To avoid Raphaël’s exile after the Fascist anti-Jewish laws were passed in November 1938, the entire family left Rome in July 1939 and took refuge in Genoa, at the home of the Jewish art collector Emilio Jesi and Alberto Della Ragione (1892–1976), who allowed Raphaël and her daughters to live safely till the end of World War II. (Mario was enlisted in the army in 1942.) Antonietta’s portraits of Emilio Jesi and Lucia Rodocanachi (Della Ragione’s mother) belong to this sad period as does a new version of her Tyrannicide.
Post-War Artistic Career
After the war Raphaël took part in important exhibitions, such as the 1948 National Survey of Figurative Arts held at the Rome National Gallery of Modern Art, where she showed Selfportrait and Genesis under the name “De Simon Raphaël,” thus adding her father’s given name to that of her family. She was also invited to the XXIV Biennale in Venice, where she exhibited The three sisters—a chalk of 1947. In 1950 she was again at the Biennale with three chalks (Escape from Sodoma, 1939; Figure of a woman, 1943; Dying bull, 1945). The following year she showed two terracottas (Portrait of Dr.
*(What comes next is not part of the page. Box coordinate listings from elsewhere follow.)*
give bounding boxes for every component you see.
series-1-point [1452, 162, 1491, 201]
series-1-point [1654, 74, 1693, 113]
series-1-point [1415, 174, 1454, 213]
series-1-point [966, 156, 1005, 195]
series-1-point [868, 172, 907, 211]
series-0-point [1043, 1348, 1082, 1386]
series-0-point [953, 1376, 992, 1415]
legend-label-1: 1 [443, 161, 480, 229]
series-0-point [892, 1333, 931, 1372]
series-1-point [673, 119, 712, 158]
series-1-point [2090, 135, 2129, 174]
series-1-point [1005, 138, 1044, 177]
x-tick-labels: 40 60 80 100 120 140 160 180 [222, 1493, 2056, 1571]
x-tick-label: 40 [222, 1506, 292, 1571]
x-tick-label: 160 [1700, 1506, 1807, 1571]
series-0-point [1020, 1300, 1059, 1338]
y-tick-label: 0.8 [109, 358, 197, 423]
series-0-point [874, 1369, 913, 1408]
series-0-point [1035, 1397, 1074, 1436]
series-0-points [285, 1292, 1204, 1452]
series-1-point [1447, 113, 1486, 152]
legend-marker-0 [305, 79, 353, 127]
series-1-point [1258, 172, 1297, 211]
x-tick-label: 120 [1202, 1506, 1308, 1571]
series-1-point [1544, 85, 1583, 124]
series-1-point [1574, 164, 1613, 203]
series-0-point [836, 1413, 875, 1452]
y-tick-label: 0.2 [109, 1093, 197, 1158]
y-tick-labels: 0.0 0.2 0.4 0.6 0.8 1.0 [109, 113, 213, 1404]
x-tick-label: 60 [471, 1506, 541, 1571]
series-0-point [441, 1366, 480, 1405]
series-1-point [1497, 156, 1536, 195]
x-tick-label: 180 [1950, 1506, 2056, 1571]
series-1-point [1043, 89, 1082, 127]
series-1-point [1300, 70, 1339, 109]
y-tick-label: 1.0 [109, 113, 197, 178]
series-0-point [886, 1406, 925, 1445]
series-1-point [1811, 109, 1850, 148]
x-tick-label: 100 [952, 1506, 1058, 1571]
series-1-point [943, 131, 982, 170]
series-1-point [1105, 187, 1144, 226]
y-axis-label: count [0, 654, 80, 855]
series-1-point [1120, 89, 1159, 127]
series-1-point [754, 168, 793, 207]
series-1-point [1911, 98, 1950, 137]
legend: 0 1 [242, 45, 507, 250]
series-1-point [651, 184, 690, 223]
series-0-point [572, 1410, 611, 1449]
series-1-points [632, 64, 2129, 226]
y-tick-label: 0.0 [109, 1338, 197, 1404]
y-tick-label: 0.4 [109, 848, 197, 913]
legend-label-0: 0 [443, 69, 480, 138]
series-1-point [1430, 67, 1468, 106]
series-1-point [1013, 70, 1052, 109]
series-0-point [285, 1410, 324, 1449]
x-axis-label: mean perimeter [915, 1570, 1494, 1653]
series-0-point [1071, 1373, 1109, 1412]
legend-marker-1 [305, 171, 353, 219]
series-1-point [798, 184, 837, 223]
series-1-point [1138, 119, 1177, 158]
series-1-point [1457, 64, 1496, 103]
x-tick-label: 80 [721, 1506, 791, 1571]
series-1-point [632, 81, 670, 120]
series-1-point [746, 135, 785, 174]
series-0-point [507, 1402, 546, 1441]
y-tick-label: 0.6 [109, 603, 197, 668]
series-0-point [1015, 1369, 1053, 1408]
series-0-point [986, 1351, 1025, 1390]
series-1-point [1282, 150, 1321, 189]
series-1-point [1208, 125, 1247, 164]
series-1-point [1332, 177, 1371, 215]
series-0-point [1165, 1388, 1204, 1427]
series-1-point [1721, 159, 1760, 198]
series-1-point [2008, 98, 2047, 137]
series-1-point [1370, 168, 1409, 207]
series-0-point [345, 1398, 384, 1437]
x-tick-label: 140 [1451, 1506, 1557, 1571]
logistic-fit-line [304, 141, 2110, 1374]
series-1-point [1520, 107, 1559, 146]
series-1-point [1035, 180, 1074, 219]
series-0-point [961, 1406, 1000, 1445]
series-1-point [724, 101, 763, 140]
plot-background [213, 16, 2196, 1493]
Jesi and The little girl singing) and two bronzes (Portrait of painter Mafai and Portrait of painter Guttuso) at the VI Quadriennial Exhibition, where she was awarded one of the prizes for sculpture. In addition to exhibiting at the Biennales of 1952 and 1954, Raphaël participated in several competitions for monuments. In 1956 she toured China and exhibited in Peking with a number of Italian artists. Invited to the VIII Quadriennial (1959), she exhibited twelve works (paintings and sculptures) under the name Raphaël, adding “De Simon” in parentheses. After her husband’s death in 1965, she felt increasingly impelled to paint. Now at last under the name “Antonietta Raphaël,” her works were displayed at many exhibitions, amongst which Modern Art in Italy 1915–1935 is noteworthy. Curated by art critic and historian Carlo Ludovico Ragghianti (1910–1987), the exhibition was held in 1967 at Palazzo Strozzi, Florence. It was followed by Contemporary Italian Sculptors, a traveling exhibition curated by the Quadriennial which opened at the Musée d’art moderne de la ville de Paris in November 1968 and toured Cairo, Teheran, Lisbon, Cologne, Budapest, Buenos Aires, Mexico City, and Hakone, Japan with its last stop in Malta in 1977.
During her last five years, Raphaël painted a number of large works. In 1975 she was hospitalized in a Roman hospital and died three days later in her sleep.